FMS Best Practices
Store Management Recruiting By Paul Adams, Paul Adams & Associates
The most impactful best practice relative to recruiting store management is a thoroughly conceived and detailed plan for recruitment.
Recruiting is as much about selling your brand as finding qualified candidates to hire. Making sure the prospect knows about your company’s history, culture, policies, values, benefits, expectations and opportunities for personal growth are important in helping the recruit decide if they would like to be a part of your organizations.
Recruiting top notch candidates demands a proactive approach. Successful companies have clearly defined values when recruiting or promoting. The values of an individual determine whether or not they are hired or promoted. In order to attract these candidates a company needs to develop a dynamic recruitment/interview plan and process. Important values found in successful retailers include: teamwork, desire to learn, willingness to serve others, ethical standards and holding themselves and others accountable. Successful recruitment plans include the following elements:
Successful companies start by making lists of both short-term and long-term management needs. Gathered from existing management and company associates, this information is the basis for developing a recruitment campaign with a well-defined plan for meeting a company’s management requirements now and in to the future. Consider your company’s growth expansion plans and whether current managers are facing retirement age.
First impressions are important; you may never get another chance to impress a candidate. A job description is more than a list of skill; it should be able to convey to the candidate the values of the job to the customer, company and candidate. An excellent job description defines roles and responsibilities.
A collaborative approach with input from management and associates within the company will certainly yield a better job description. Some elements of an outstanding job description include:
- Brief description of the company and its mission
- What the day to day work environment is like
- Details of the exact challenges of the job
- Key aspects of company culture and company values
- A short list of job requirements – be specific
- Outline of salary and benefits information.
As a guide, take a look at a company’s current top performers and model your job description after their traits and try to duplicate your own successes. Understand what makes someone successful in your company.
Strong retailers rely on a collaborative approach to interviewing candidates. The interview process should consist of several interviews with different members of the company’s management staff coupled with Human Resources interviews. Outstanding interviews should include:
- Why would someone want to work for your compan
- A few relevant facts about your company’s successes and/or market positio
- Key aspects of your culture and company values
The best interview processes emphasize objectivity and tries to keep the guesswork out of the process.

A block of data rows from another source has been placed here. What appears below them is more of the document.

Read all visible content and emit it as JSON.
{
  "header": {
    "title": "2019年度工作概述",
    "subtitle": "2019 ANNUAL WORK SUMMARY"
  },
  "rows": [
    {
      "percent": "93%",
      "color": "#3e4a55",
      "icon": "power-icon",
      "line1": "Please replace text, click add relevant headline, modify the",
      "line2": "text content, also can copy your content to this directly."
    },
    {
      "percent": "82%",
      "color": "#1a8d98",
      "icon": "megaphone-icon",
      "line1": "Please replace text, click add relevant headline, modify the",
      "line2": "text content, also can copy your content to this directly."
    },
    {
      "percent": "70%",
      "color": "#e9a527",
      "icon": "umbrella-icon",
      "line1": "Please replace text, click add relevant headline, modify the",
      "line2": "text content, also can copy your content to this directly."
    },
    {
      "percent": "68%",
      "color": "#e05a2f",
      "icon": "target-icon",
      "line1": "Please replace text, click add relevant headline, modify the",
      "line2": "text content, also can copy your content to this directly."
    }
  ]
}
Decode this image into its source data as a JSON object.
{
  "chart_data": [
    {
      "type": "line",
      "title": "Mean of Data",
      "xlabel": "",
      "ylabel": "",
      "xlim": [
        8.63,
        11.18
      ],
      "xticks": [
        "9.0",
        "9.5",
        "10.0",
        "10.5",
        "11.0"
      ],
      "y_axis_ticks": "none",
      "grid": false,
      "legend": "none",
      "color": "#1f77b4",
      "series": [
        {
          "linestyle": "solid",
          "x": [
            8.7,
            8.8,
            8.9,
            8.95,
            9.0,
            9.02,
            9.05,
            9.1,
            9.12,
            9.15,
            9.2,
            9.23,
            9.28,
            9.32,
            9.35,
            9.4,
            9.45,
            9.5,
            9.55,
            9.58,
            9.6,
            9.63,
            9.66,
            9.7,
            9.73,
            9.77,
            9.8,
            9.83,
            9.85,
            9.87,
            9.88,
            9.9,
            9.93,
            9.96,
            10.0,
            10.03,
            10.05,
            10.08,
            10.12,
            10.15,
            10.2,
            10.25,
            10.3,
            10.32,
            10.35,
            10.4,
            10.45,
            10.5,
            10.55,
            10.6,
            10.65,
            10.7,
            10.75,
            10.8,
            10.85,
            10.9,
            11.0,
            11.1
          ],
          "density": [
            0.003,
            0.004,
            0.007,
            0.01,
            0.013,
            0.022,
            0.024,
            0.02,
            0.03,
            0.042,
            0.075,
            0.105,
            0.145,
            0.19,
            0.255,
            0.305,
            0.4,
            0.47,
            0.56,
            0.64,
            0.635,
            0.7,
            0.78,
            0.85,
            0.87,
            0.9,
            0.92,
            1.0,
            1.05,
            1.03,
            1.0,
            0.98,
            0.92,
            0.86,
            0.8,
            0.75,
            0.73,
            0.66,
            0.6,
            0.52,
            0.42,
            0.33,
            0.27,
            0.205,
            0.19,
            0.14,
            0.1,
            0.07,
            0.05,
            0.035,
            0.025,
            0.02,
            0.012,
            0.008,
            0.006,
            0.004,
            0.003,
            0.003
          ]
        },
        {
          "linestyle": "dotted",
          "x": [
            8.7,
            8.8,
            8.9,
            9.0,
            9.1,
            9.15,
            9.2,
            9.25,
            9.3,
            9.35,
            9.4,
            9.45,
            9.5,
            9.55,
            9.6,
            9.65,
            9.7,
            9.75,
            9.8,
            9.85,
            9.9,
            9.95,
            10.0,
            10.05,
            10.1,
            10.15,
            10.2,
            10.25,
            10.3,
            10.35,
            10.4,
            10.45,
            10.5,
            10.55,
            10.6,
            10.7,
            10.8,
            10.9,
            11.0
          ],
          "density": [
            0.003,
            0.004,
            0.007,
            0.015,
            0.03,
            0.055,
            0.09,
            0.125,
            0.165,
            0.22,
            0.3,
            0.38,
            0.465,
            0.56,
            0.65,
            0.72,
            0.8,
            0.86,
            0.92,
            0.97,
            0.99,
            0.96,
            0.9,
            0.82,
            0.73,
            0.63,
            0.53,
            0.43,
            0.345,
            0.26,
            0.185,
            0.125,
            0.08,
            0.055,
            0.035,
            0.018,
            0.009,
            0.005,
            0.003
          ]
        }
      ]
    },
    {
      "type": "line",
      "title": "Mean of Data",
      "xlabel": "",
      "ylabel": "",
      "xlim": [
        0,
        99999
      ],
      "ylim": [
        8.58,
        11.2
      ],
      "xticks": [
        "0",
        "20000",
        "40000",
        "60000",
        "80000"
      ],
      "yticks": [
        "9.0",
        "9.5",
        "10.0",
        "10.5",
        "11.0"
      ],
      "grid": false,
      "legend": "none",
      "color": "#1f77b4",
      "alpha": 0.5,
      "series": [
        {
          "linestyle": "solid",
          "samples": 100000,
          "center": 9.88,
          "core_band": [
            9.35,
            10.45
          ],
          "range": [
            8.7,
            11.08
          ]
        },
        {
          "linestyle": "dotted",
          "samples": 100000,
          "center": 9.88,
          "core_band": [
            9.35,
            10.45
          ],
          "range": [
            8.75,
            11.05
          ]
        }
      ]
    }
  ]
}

The best interviews have a set of questions prepared in advance. These questions are used by all interviewers. The questions should center on work related issues and how the candidate would respond to problem solving situations. Simulating day-to-day tasks and how the candidate will respond is an excellent way to gauge strengths and weaknesses in the real life environment.
Keep an open mind and focus on the skills the candidate brings to the interview process. A candidate who may have been a good fit for one company does not necessarily mean they would fit well at the next company.

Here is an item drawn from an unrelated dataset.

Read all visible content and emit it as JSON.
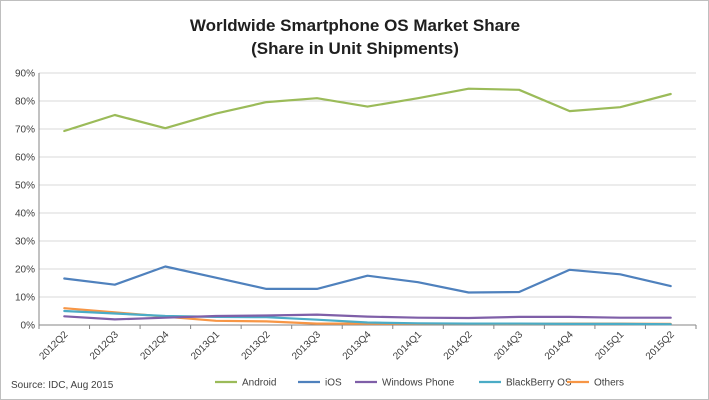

Best Practices for College Recruiting
Some companies have found the college campuses as the best source of finding a strong candidate pool. Successful college recruiting focuses on the long term and not just the short term for results. The key to success with college recruiting is establishing and maintaining a relationship with the college Career Office. These offices will most likely offer career fairs, on-campus recruiting, job postings and other services.
Be sure to select colleges that offer majors that fit your needs. Also consider the quality of their programs and the location of the college.
Social Media in Recruiting
In this age of instant communications, social media is playing a greater role in recruiting management candidates. More companies are recognizing the value of social media in building their employer brand in the minds of potential candidates. These companies know they need to connect to the Millennial Generation to drive interest in career opportunities. So you need to connect with the media these young people use the most- social media.
- Your company should create and maintain Facebook, Twitter and Google company profiles.
- Keep it personal – have contacts established on these social media sites and respond when questions or inquiries occur.
- Keep your company information and job opportunities up to date.
- Provide some insight into your company not found anywhere else.
- Sell them the sizzle of why they should work for your company.
- An added benefit is it’s a relatively low cost form of recruiting.
When developing your recruitment strategy, take into account the use of social media and see if it would make sense. It should add value to your recruitment effort and provide an avenue to develop your candidate base.
A Few Additional Tips for Recruiting Store Management
- Have a well-defined benefits package prepared and be able to cover the key points during the interview process.
- Take note of the candidates’ communication skills both written and verbal.
- Written: Resume, emails, etc
- Verbal: Phone conversations, interview proces
- Keep your website up to date and curren
- Check References – Actually take time to check out references. Even though they may not be able to provide much information, listen to their tone and how they might express their responses. This can provide insight into the candidate
- Most importantly, know what your competition is offering. Do a little research and investigation to know what the competition is offering to sell their sizzle. What do you offer that your competition doesn’t?